Our take on the Powerball results
May 27, 2024Powerball report — Monday night, May 27, 2024: 09 30 39 49 59 shows a notable pattern
In the Powerball draw on Monday night, May 27, 2024, 09 30 39 49 59 showed up after a -day gap in Washington. With an expected cadence of 1 in 11,238,513 draws, the gap sits well beyond typical spacing.
Overview
In the Powerball draw on Monday night, May 27, 2024, 09 30 39 49 59 showed up after a -day gap in Washington. With an expected cadence of 1 in 11,238,513 draws, the gap sits well beyond typical spacing.
Combo Profile
From a pattern view, the combination lands on 5 distinct numbers while showing no repeats. The numbers cover 9 to 59 with a wide range.
Why Droughts Matter
Extended absences like this provide context, not direction.
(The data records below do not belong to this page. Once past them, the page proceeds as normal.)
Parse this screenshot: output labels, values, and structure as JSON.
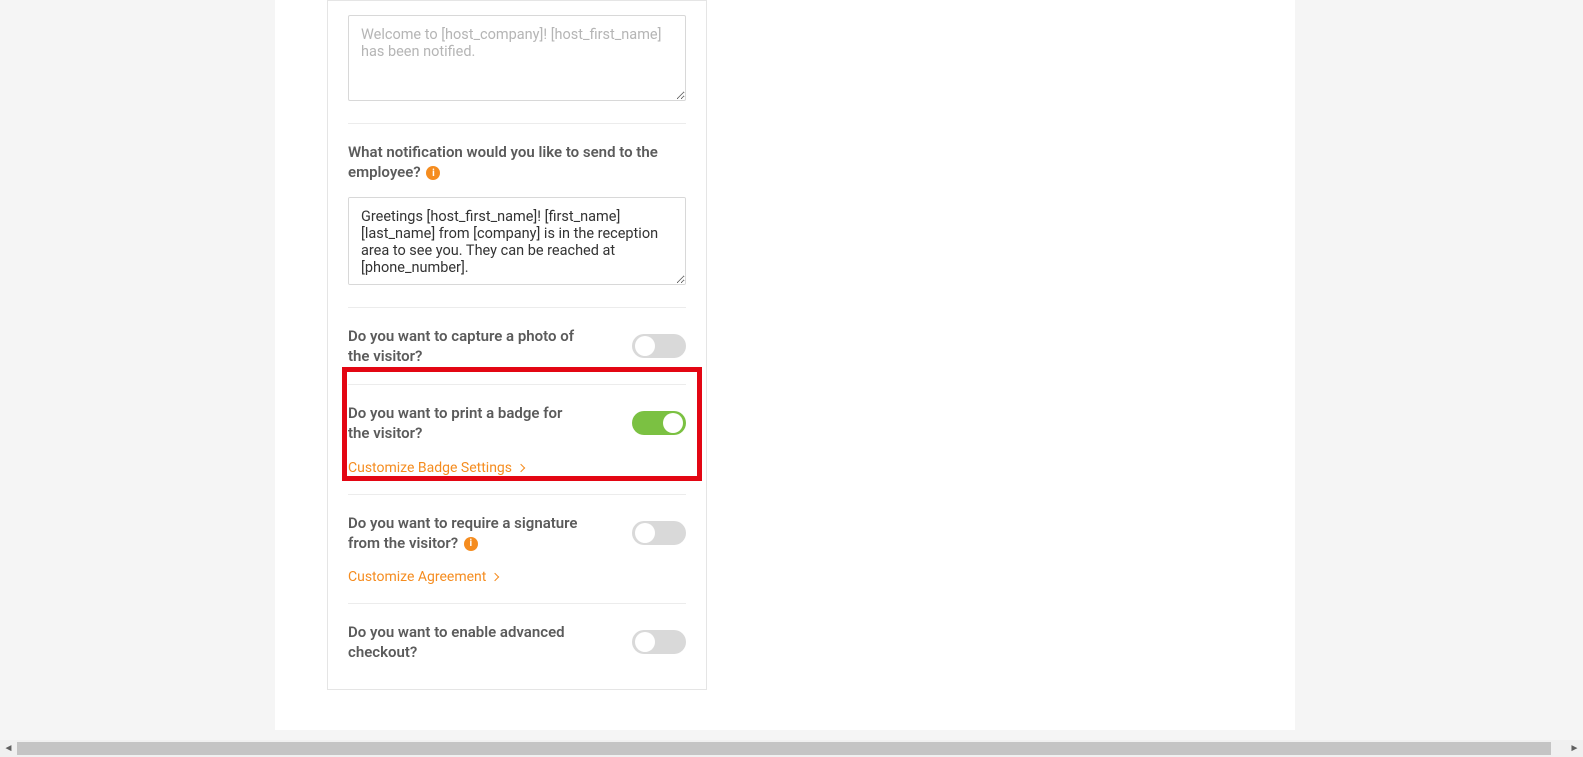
{
  "sections": {
    "visitor_msg": {
      "placeholder": "Welcome to [host_company]! [host_first_name] has been notified."
    },
    "employee_notify": {
      "label": "What notification would you like to send to the employee?",
      "value": "Greetings [host_first_name]! [first_name] [last_name] from [company] is in the reception area to see you. They can be reached at [phone_number]."
    },
    "capture_photo": {
      "label": "Do you want to capture a photo of the visitor?",
      "on": false
    },
    "print_badge": {
      "label": "Do you want to print a badge for the visitor?",
      "on": true,
      "link": "Customize Badge Settings"
    },
    "signature": {
      "label": "Do you want to require a signature from the visitor?",
      "on": false,
      "link": "Customize Agreement"
    },
    "advanced_checkout": {
      "label": "Do you want to enable advanced checkout?",
      "on": false
    }
  }
}
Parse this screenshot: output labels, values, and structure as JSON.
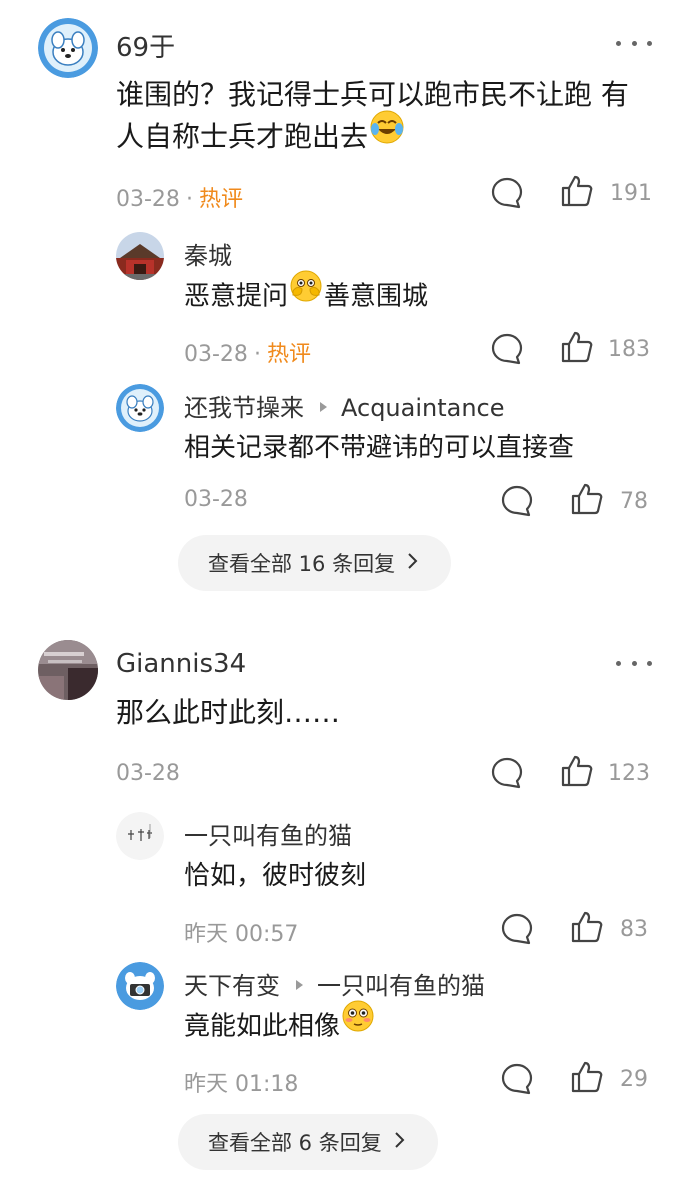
{
  "comments": [
    {
      "author": "69于",
      "text_line1": "谁围的？我记得士兵可以跑市民不让跑 有",
      "text_line2": "人自称士兵才跑出去",
      "emoji": "crying-laughing-emoji",
      "date": "03-28",
      "separator": "·",
      "hot_label": "热评",
      "likes": "191",
      "replies": [
        {
          "author": "秦城",
          "text_before": "恶意提问",
          "emoji": "peeking-face-emoji",
          "text_after": "善意围城",
          "date": "03-28",
          "separator": "·",
          "hot_label": "热评",
          "likes": "183"
        },
        {
          "author": "还我节操来",
          "reply_to": "Acquaintance",
          "text": "相关记录都不带避讳的可以直接查",
          "date": "03-28",
          "likes": "78"
        }
      ],
      "view_all": "查看全部 16 条回复"
    },
    {
      "author": "Giannis34",
      "text": "那么此时此刻……",
      "date": "03-28",
      "likes": "123",
      "replies": [
        {
          "author": "一只叫有鱼的猫",
          "text": "恰如，彼时彼刻",
          "date": "昨天 00:57",
          "likes": "83"
        },
        {
          "author": "天下有变",
          "reply_to": "一只叫有鱼的猫",
          "text": "竟能如此相像",
          "emoji": "flushed-face-emoji",
          "date": "昨天 01:18",
          "likes": "29"
        }
      ],
      "view_all": "查看全部 6 条回复"
    }
  ],
  "colors": {
    "hot": "#f08a1c",
    "meta": "#999999",
    "avatar_blue": "#4a9be0"
  }
}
They show how randomness behaves across large samples and help analysts quantify how often the system deviates from its baseline cadence.
Data Notes
This analysis uses the draw results recorded for Monday night, May 27, 2024 and compares them against the observed historical cadence for the game. This is descriptive, based on frequency tracking - not predictive modeling.
From Stepzero
To be clear: these reports are intended to keep the long-horizon record steady as a record, not a recommendation. The focus is long-horizon context.
Additional Context
Record-keeping at scale becomes the foundation for analysis. Each outcome, whether typical or unusual, contributes to the stability and clarity of the long-run picture. Stability comes from the accumulation of entries. One draw alone does not define the pattern, but the record grows more reliable with each addition to the dataset.
Adding to the Long-Term Record
Across the long-term record, this result adds a new point to the dataset by one more data point. Long-horizon stability comes from accumulation.